Days before the review’s announcement, nearly 800 Harvard faculty members sent a letter to the Harvard Corporation and Board of Overseers urging the school to resist demands from the Trump administration and publicly condemn their attacks on the nation’s universities.

“Ongoing attacks on American universities threaten bedrock principles of a democratic society, including rights of free expression, association, and inquiry,” the letter reads.

The letter outlined three demands: a public condemnation of the administration’s attacks on universities, a legal challenge to any demands that threaten the school’s independence and to work with other universities and Harvard’s alumni networks to oppose the “anti-democratic attacks.”

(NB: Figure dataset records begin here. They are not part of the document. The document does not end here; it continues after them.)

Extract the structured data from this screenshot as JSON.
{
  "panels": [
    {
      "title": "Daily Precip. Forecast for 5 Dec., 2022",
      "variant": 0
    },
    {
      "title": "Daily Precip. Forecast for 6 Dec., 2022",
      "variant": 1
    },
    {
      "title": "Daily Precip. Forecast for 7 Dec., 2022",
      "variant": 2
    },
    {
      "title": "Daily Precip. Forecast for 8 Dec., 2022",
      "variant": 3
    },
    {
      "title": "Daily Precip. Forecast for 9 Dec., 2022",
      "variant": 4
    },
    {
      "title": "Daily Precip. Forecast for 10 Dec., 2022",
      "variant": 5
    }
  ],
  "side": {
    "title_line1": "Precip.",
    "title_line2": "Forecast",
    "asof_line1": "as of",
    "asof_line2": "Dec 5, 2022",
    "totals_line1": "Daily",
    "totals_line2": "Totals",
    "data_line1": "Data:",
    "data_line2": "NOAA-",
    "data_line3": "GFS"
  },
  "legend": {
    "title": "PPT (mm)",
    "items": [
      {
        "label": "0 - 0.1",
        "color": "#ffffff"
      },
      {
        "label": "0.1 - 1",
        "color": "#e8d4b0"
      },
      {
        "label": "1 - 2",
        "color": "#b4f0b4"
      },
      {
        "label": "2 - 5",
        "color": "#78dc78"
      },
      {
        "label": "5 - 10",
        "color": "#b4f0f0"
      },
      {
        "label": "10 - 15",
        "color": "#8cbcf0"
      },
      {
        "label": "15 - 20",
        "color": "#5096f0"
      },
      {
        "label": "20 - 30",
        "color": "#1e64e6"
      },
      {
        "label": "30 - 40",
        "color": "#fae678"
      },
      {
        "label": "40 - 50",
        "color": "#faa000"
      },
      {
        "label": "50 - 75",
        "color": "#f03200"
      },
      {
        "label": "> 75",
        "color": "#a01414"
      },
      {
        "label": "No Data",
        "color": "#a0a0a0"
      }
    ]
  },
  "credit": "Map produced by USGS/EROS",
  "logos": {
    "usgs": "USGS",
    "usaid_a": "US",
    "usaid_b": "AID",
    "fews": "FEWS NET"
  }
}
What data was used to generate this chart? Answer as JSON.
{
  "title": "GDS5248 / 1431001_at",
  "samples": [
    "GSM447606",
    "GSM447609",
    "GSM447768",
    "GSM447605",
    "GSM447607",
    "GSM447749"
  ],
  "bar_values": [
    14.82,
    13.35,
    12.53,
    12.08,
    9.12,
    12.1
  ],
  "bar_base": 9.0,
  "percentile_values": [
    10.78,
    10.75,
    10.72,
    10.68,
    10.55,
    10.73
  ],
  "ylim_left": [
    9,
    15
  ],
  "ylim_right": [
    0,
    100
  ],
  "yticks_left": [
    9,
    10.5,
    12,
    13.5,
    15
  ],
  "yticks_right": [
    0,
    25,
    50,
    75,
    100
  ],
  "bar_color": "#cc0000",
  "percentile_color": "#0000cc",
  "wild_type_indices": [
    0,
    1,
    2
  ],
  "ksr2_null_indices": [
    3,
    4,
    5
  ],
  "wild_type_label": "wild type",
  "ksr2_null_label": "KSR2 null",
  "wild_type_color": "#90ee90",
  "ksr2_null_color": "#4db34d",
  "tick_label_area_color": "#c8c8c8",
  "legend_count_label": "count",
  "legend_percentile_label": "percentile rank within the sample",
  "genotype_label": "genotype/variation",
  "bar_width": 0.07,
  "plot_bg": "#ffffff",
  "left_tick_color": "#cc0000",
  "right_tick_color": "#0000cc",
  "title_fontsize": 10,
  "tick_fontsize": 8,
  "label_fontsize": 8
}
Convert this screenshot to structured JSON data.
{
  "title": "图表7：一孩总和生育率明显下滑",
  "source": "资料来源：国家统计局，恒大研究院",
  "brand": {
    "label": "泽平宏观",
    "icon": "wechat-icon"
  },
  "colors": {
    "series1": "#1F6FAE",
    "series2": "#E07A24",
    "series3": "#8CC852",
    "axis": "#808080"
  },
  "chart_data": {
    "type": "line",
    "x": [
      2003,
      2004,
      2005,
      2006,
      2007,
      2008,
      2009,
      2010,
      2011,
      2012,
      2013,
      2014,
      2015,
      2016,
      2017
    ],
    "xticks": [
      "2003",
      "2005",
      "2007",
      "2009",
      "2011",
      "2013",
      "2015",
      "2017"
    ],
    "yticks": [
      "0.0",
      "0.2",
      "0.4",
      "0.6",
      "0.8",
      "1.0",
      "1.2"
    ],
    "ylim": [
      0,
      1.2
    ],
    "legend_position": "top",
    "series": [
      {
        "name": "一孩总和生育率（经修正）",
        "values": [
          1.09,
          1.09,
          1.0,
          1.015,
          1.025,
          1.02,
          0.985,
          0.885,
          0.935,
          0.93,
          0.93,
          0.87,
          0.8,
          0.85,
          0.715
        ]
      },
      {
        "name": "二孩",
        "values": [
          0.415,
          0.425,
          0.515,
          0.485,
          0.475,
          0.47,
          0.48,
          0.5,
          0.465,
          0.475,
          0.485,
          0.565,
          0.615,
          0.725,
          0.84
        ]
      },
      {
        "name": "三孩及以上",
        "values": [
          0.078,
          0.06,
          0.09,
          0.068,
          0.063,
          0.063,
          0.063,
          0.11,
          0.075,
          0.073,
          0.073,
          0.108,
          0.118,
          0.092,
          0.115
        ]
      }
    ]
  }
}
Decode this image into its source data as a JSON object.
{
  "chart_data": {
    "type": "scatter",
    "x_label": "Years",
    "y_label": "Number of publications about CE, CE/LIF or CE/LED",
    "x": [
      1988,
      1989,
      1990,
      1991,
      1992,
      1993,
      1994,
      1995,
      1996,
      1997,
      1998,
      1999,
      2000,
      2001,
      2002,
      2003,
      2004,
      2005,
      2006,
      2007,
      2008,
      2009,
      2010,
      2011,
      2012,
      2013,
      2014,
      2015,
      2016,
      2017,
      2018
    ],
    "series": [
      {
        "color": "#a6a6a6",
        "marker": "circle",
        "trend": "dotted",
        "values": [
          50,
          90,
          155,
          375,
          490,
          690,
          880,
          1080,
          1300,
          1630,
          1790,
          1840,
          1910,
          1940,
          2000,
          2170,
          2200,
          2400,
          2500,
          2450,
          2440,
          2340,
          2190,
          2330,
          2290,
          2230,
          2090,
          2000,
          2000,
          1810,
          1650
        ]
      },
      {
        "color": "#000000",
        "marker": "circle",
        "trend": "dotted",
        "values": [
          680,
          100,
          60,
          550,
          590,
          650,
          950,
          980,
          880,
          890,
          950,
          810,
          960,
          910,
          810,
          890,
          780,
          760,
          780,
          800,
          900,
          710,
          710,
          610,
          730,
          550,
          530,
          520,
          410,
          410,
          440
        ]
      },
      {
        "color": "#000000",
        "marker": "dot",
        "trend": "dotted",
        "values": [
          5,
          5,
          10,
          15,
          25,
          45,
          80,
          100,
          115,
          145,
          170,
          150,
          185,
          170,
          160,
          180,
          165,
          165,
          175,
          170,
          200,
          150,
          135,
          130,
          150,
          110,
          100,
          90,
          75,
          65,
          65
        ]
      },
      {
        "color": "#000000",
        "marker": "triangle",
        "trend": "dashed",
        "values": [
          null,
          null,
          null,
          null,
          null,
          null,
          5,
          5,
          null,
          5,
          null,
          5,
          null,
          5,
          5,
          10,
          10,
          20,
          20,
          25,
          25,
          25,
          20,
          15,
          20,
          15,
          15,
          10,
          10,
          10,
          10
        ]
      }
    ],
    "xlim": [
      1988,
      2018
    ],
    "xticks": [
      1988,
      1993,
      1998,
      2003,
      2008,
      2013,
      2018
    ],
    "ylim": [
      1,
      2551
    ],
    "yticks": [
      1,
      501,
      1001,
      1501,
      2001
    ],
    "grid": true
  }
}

Last week, Columbia University announced policy changes in response to the Trump administration’s revocation of $400 million in federal funding following campus protests.

“Columbia’s compliance with the Task Force’s preconditions is only the first step in rehabilitating its relationship with the government, and more importantly, its students and faculty,” the ED, HHS and GSA said in a release at the time. They called Columbia’s moves a “positive first step.”

Also last week, an interim dean dismissed the director of Harvard’s Center for Middle Eastern Studies as well as his deputy over the “lack of balance” in programming about Palestine, according to the American Association of University Professors’ Harvard chapter.

“Given the wide range of programming (the Center for Middle Eastern Studies) has conducted over the past three years, it is troubling that the university would dismiss a center’s leadership because they hosted two recent events that have been criticized as lacking ‘balance,’” AAUP said in a statement.

Earlier this month, the Anti-Defamation League released an updated report card assessing how US colleges combat antisemitism and protect Jewish students.

Harvard University received a C, moving up two grades from an F the year before.